DataStream<Tuple2<String, Long>> input = ...;

input
.keyBy(t -> t.f0)
.countWindow(200) // batch大小
.process(new BatchSendFunction());

public class BatchSendFunction extends ProcessWindowFunction {

public void process(Object o, Context context, Iterable elements, Collector out) throws Exception {
List<Object> batch = new ArrayList<>();
for(Object e: elements) {
batch.add(e);
}

// batch發送
client.send(batch);
}
}

這種方式簡單有效，能應對大部分情況，但是有一個缺陷，就是無法控制延遲。

如果某個Key對應的消息比較少，那可能延遲一段時間才能發到外部系統。舉一個極端的例子，如果某個Key的消息數量“湊不夠”設定的Batch大小，那麼窗口就永遠不會觸發計算，這顯然是不能接受的。
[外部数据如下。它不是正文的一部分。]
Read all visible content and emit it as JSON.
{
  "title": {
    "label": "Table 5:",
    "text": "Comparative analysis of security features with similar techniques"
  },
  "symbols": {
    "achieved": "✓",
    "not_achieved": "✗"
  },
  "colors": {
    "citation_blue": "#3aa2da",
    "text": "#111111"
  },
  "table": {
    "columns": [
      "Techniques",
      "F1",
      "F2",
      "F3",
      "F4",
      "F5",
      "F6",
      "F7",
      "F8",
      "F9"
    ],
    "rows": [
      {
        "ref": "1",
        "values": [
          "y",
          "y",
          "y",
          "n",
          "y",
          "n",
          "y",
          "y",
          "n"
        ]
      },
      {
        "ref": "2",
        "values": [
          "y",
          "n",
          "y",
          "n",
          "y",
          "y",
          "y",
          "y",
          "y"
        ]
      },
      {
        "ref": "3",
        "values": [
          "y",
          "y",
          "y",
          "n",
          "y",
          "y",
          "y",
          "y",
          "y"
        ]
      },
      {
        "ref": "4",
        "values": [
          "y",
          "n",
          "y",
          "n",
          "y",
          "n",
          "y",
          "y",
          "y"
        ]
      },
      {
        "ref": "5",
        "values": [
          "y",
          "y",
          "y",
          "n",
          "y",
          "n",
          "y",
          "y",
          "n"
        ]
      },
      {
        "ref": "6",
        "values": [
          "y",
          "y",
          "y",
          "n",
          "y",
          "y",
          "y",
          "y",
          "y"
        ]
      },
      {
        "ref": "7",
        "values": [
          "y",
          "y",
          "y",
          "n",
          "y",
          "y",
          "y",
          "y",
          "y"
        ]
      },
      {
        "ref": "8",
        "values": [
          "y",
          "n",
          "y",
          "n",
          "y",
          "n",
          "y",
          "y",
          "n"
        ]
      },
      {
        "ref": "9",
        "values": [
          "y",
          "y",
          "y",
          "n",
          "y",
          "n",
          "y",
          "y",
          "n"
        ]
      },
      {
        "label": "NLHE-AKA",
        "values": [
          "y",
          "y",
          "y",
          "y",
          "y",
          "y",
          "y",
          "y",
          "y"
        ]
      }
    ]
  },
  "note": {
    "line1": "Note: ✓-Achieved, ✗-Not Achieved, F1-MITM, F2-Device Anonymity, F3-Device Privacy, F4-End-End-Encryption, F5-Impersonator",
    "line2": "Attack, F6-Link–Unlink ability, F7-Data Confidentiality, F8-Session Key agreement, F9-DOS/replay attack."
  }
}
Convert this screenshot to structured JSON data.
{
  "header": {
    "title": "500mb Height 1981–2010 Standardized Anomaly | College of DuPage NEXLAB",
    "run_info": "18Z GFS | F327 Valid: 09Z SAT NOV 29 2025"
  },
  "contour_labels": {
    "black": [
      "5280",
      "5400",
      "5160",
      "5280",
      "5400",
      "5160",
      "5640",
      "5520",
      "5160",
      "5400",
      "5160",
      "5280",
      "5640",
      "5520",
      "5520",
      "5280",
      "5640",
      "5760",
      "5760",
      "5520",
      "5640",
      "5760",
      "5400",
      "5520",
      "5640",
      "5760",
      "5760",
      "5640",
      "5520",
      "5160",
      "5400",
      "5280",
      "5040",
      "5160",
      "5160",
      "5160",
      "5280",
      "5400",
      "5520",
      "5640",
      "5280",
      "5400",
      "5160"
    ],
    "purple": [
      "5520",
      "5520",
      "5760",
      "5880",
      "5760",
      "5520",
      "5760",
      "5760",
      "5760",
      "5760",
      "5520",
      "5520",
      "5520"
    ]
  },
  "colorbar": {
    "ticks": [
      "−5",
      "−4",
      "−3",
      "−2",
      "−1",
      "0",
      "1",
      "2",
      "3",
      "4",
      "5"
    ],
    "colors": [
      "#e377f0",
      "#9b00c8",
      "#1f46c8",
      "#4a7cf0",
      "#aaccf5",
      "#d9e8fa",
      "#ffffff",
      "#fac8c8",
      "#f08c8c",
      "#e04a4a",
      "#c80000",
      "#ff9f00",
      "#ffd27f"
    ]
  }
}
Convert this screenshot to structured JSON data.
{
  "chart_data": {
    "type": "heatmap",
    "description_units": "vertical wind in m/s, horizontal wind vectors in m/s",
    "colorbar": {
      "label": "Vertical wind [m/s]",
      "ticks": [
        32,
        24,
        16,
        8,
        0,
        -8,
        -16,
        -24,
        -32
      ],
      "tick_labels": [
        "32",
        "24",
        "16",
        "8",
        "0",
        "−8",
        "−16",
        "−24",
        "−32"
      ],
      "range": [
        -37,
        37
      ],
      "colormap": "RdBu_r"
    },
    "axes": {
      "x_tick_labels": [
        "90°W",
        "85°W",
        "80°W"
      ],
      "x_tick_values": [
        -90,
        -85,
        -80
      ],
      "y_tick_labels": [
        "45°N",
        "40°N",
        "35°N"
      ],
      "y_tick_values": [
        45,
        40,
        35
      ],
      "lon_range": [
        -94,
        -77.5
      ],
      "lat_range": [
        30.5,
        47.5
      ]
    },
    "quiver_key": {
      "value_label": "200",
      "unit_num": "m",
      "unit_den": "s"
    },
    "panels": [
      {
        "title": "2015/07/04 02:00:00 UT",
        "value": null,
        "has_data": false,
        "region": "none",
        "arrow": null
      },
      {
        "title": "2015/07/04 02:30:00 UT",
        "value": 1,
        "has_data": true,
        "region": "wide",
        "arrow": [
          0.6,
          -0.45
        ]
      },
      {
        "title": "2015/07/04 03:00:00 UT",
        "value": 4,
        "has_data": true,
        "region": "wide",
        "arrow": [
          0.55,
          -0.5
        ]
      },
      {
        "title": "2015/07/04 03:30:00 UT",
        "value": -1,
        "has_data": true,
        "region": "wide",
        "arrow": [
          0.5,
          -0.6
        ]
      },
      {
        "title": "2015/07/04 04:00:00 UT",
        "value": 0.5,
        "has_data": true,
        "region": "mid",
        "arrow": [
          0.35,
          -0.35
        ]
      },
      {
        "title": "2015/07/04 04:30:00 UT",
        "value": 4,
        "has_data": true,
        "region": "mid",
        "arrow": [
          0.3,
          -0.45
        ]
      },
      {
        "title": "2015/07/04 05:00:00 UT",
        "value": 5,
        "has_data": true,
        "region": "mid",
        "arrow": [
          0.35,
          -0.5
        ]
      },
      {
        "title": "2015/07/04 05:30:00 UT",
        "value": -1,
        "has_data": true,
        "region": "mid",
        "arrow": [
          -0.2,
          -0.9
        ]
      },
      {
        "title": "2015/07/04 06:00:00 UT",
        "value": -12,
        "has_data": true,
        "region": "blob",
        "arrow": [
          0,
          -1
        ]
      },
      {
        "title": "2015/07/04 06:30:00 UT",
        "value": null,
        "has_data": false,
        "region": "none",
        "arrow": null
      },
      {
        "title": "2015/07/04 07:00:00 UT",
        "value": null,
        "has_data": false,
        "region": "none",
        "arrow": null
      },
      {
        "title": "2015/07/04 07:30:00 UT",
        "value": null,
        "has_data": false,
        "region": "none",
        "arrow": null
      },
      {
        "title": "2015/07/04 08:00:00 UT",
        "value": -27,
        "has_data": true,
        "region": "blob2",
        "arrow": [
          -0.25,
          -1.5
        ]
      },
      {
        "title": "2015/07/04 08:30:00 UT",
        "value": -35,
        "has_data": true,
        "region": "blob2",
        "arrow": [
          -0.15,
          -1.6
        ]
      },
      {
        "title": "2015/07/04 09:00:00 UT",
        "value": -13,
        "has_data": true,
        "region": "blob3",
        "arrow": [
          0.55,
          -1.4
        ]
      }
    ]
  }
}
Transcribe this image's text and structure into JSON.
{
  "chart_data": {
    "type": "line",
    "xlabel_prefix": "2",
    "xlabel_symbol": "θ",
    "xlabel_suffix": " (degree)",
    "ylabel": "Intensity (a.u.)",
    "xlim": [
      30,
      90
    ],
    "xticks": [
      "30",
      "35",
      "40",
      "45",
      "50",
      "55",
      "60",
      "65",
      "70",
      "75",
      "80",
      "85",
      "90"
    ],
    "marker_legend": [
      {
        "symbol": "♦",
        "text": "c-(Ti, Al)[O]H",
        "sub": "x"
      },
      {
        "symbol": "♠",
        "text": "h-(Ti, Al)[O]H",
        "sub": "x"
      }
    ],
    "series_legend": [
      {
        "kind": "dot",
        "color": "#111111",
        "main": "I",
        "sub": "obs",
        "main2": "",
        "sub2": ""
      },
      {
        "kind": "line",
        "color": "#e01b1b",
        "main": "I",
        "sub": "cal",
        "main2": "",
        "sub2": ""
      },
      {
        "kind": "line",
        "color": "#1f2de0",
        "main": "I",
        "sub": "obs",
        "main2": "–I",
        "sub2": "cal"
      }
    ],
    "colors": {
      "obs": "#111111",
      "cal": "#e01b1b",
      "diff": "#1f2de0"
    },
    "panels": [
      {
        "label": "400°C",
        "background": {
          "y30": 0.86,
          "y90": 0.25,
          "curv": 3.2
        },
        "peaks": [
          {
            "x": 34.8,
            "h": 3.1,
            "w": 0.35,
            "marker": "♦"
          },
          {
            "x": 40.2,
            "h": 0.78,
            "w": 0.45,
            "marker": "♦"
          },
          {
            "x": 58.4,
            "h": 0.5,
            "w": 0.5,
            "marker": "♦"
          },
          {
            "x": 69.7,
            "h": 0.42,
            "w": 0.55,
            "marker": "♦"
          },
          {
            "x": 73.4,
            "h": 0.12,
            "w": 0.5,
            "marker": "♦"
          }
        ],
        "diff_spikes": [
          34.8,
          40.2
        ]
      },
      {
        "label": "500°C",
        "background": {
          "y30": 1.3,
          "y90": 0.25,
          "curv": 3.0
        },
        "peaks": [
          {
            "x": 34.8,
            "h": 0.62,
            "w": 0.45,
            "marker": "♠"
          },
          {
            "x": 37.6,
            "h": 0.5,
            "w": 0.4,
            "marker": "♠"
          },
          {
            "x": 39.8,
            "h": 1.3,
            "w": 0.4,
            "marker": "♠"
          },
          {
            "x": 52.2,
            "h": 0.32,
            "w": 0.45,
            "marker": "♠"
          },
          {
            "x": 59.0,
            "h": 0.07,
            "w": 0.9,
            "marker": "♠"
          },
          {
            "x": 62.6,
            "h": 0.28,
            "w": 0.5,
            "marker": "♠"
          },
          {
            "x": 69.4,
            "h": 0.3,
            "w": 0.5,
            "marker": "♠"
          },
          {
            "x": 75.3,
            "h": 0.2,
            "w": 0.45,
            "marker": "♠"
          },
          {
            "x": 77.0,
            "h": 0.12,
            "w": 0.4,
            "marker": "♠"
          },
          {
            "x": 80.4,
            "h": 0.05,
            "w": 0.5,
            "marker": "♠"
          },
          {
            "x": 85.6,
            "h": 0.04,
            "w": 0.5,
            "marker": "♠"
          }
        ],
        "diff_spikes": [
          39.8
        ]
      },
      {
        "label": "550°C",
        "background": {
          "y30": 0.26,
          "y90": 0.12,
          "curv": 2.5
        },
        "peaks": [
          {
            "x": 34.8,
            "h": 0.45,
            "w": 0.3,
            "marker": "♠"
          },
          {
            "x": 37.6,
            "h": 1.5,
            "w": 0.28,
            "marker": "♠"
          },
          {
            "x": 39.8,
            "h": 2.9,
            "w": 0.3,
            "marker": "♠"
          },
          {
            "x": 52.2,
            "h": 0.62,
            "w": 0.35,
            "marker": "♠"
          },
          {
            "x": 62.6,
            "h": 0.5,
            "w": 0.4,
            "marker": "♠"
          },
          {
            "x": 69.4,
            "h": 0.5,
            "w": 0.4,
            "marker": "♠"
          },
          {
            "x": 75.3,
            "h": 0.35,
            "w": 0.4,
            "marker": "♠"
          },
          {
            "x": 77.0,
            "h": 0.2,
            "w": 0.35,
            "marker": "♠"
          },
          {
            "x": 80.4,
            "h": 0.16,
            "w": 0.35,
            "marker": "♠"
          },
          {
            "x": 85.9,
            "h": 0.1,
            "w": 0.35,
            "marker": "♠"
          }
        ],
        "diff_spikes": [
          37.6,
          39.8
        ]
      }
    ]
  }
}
爲了解決這個問題，即滿足上面的第二點，我們就需要用到Trigger了。可以通過自定義Trigger，實現根據消息的數量以及延遲來確定發送時機：

DataStream<Tuple2<String, Long>> input = ...;

input
.keyBy(t -> t.f0)
.window(GlobalWindows.create())
.trigger(new BatchSendTrigger())
.process(new BatchSendFunction());

public class BatchSendTrigger<T> extends Trigger<T, GlobalWindow> {
// 最大緩存消息數量
long maxCount;
// 最大緩存時長
long maxDelay;

// 當前消息數量
int elementCount;
// processing timer的時間
long timerTime;

public BatchSendTrigger(long maxCount, long maxDelay) {
this.maxCount = maxCount;
this.maxDelay = maxDelay;
}

public TriggerResult onElement(T element, long timestamp, GlobalWindow window, TriggerContext ctx) throws Exception {
if (elementCount == 0) {
timerTime = ctx.getCurrentProcessingTime() + maxDelay;
ctx.registerProcessingTimeTimer(timerTime);
}

// maxCount條件滿足
if (++elementCount >= maxCount) {
elementCount = 0;
ctx.deleteProcessingTimeTimer(timerTime);
return TriggerResult.FIRE_AND_PURGE;
}

return TriggerResult.CONTINUE;
}

public TriggerResult onProcessingTime(long time, GlobalWindow window, TriggerContext ctx) throws Exception {
// maxDelay條件滿足
elementCount = 0;
return TriggerResult.FIRE_AND_PURGE;
}

public TriggerResult onEventTime(long time, GlobalWindow window, TriggerContext ctx) throws Exception {
return TriggerResult.CONTINUE;
}

public void clear(GlobalWindow window, TriggerContext ctx) throws Exception {
}
}

技巧二：去重

消息去重是分佈式計算中一個很常見的需求，以Kafka爲例，如果網絡不穩定或者Kafka Producer所在的進程失敗重啓，都有可能造成Topic中消息的重複。那麼如何在消費Topic數據的時候去重，自然成了業務關心的問題。

消息去重有兩個關鍵點：

數據的唯一ID；
數據重複的時間跨度；

數據的唯一ID是用來判斷是否重複的標準。時間跨度決定了ID對應的狀態保存的時長，如果無限存儲下去，一定會造成內存和效率問題。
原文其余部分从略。